P.S. Parametrised data loading is compatible with caching. The cache uses memoization, so that the dynamic data function's arguments are included in the cache key. Pros/Cons between using the Parametrised dynamic data with or without the cache are the same as pros/cons between the Dynamic data with and without the cache which is presented above.

assert_component_equal

See https://github.com/mckinsey/vizro/pull/195.


Process

Contribution flow

We follow GitHub flow. In short:

  • main is the only long-lived branch and is always in a releasable state
  • main is a protected branch and cannot be committed to directly
  • contributions to main must go through a PR process
  • contributions must be up to date with main before merging
  • PRs are merged using Squash and merge

To keep your PR in sync with main you can use rebase or merge. There are pros and cons to each method. Rebasing rewrites commit history, which can make it cleaner but complicate thingss if there are multiple contributors to a branch. Ask yourself "do I understand what update by rebase does and think it's a good idea to use it here?". If yes, then do it. If no, then update by merge instead. So if in doubt, just use merge (the default).

You should try to avoid long-lived PRs. Tips to achieve this:

  • keep code changes small. As a very general rule, it's better to have two small PRs rather than one big one.

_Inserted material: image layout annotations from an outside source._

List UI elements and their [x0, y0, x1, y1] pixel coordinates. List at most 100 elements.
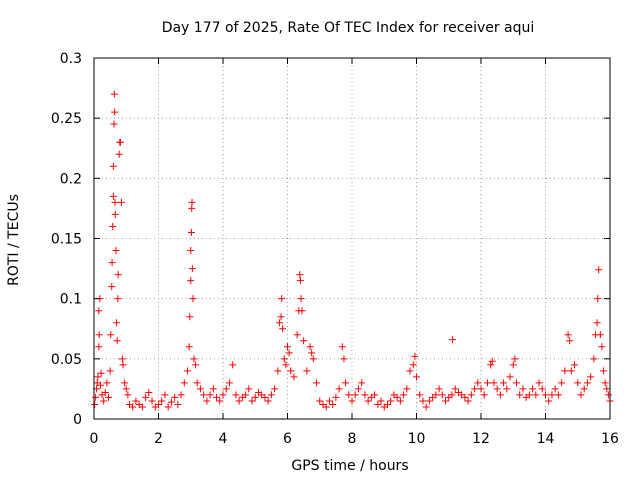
x-tick-label: 10 [408, 431, 426, 447]
data-point [267, 391, 275, 399]
data-point [203, 397, 211, 405]
data-point [192, 361, 200, 369]
y-tick-label: 0.15 [51, 232, 82, 248]
data-point [596, 331, 604, 339]
data-point [110, 90, 118, 98]
data-point [100, 397, 108, 405]
data-point [383, 401, 391, 409]
data-point [111, 108, 119, 116]
data-point [467, 391, 475, 399]
data-point [261, 393, 269, 401]
data-point [566, 337, 574, 345]
data-point [329, 401, 337, 409]
data-point [222, 385, 230, 393]
data-point [567, 367, 575, 375]
data-point [493, 385, 501, 393]
data-point [561, 367, 569, 375]
data-point [167, 398, 175, 406]
chart-title: Day 177 of 2025, Rate Of TEC Index for r… [162, 20, 535, 36]
data-point [442, 397, 450, 405]
data-point [374, 401, 382, 409]
data-point [542, 391, 549, 399]
grid [94, 58, 610, 419]
y-axis-label: ROTI / TECUs [6, 194, 22, 286]
data-point [188, 265, 196, 273]
data-point [487, 361, 495, 369]
data-point [229, 361, 237, 369]
data-point [583, 379, 591, 387]
data-point [300, 337, 308, 345]
data-point [279, 325, 287, 333]
data-point [345, 391, 353, 399]
data-point [196, 385, 204, 393]
data-point [284, 343, 291, 351]
x-tick-label: 12 [472, 431, 490, 447]
x-tick-label: 14 [537, 431, 555, 447]
data-point [535, 379, 543, 387]
x-tick-label: 8 [348, 431, 357, 447]
data-point [483, 379, 491, 387]
data-point [180, 379, 188, 387]
data-point [604, 391, 612, 399]
data-point [113, 319, 121, 327]
x-tick-label: 0 [90, 431, 99, 447]
data-point [564, 331, 572, 339]
data-point [155, 401, 162, 409]
data-point [371, 391, 379, 399]
data-point [112, 247, 120, 255]
data-point [132, 397, 140, 405]
data-point [488, 357, 496, 365]
data-point [109, 222, 117, 230]
data-point [96, 381, 104, 389]
data-point [280, 355, 288, 363]
data-point [114, 295, 122, 303]
data-point [161, 391, 169, 399]
data-point [554, 391, 562, 399]
data-point [558, 379, 566, 387]
data-point [332, 393, 340, 401]
data-point [322, 403, 330, 411]
data-point [593, 319, 601, 327]
data-point [116, 138, 124, 146]
data-point [419, 397, 427, 405]
data-point [529, 385, 537, 393]
data-point [185, 343, 193, 351]
data-point [216, 397, 224, 405]
data-point [225, 379, 233, 387]
data-point [129, 403, 137, 411]
data-point [500, 379, 508, 387]
data-point [601, 379, 609, 387]
data-point [532, 391, 540, 399]
data-point [188, 204, 196, 212]
data-point [338, 343, 346, 351]
data-point [471, 385, 479, 393]
data-point [400, 391, 408, 399]
data-point [503, 385, 511, 393]
y-tick-label: 0.1 [60, 292, 82, 308]
data-point [587, 373, 595, 381]
data-point [111, 198, 119, 206]
data-point [187, 247, 195, 255]
data-point [403, 385, 411, 393]
data-point [335, 385, 343, 393]
data-point [200, 391, 208, 399]
data-point [121, 379, 129, 387]
data-point [193, 379, 201, 387]
data-point [158, 397, 166, 405]
data-point [277, 313, 285, 321]
data-point [296, 271, 304, 279]
data-point [490, 379, 498, 387]
data-point [448, 391, 456, 399]
data-point [248, 397, 256, 405]
data-point [548, 391, 556, 399]
data-point [306, 343, 314, 351]
data-point [209, 385, 217, 393]
data-point [187, 228, 195, 236]
data-point [122, 385, 130, 393]
data-point [293, 331, 301, 339]
data-point [325, 397, 333, 405]
data-point [393, 393, 401, 401]
data-point [571, 361, 579, 369]
data-point [600, 367, 608, 375]
data-point [298, 307, 306, 315]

Consider basing one feature off another to break your work down into more manageable chunks
  • make reviewers' lives easy, e.g. with a clear PR description, clean commit history (e.g. use rebase if you understand it), instructions on how to review
  • reviewers should try to review quickly (e.g. within a day). PR authors should remind reviewers if required
  • several long conversations on PRs and multiple rounds of reviewing can be slow and hard to follow. Consider just talking directly to the PR reviewers
  • for complex changes, raise a draft PR early for visibility of your work and to get initial comments and feedback. Talk to PR reviewers and other developers before and while you do the work rather than just waiting for a single "big bang" review when it's complete
  • consider merging a feature that's work in progress (e.g. code without tests) so long as you keep it undocumented and ideally private (use _). This allows an incomplete feature to be present in the codebase without being visible to users. Only do this sparingly or things get confusing though

Sometimes it's impossible to avoid long-lived PRs, e.g. for some big new features, large refactoring work, etc. This is ok. It just shouldn't be the norm.

Ideally, all the following happen on the same merge to main (as above, this doesn't prevent you opening multiple PRs that point to a feature branch):

  • source code
  • tests
  • changelog
  • docs

Sometimes it might not be feasible to achieve all of these in one merge to main. How then do we keep main always release-ready? The key is that a feature is publicly available only when it is visible in documentation or changelog. This is ultimately what defines our functionality, rather than the existence of source code or tests in our codebase. This means that it's ok to merge code to main that you are not yet happy for the general public to use, so long as it is not publicly documented and does not break existing functionality. If such code is released then this is fine because the feature isn't yet visible to users. The important thing is to not make documentation/changelog public until you are comfortable that the feature can be used.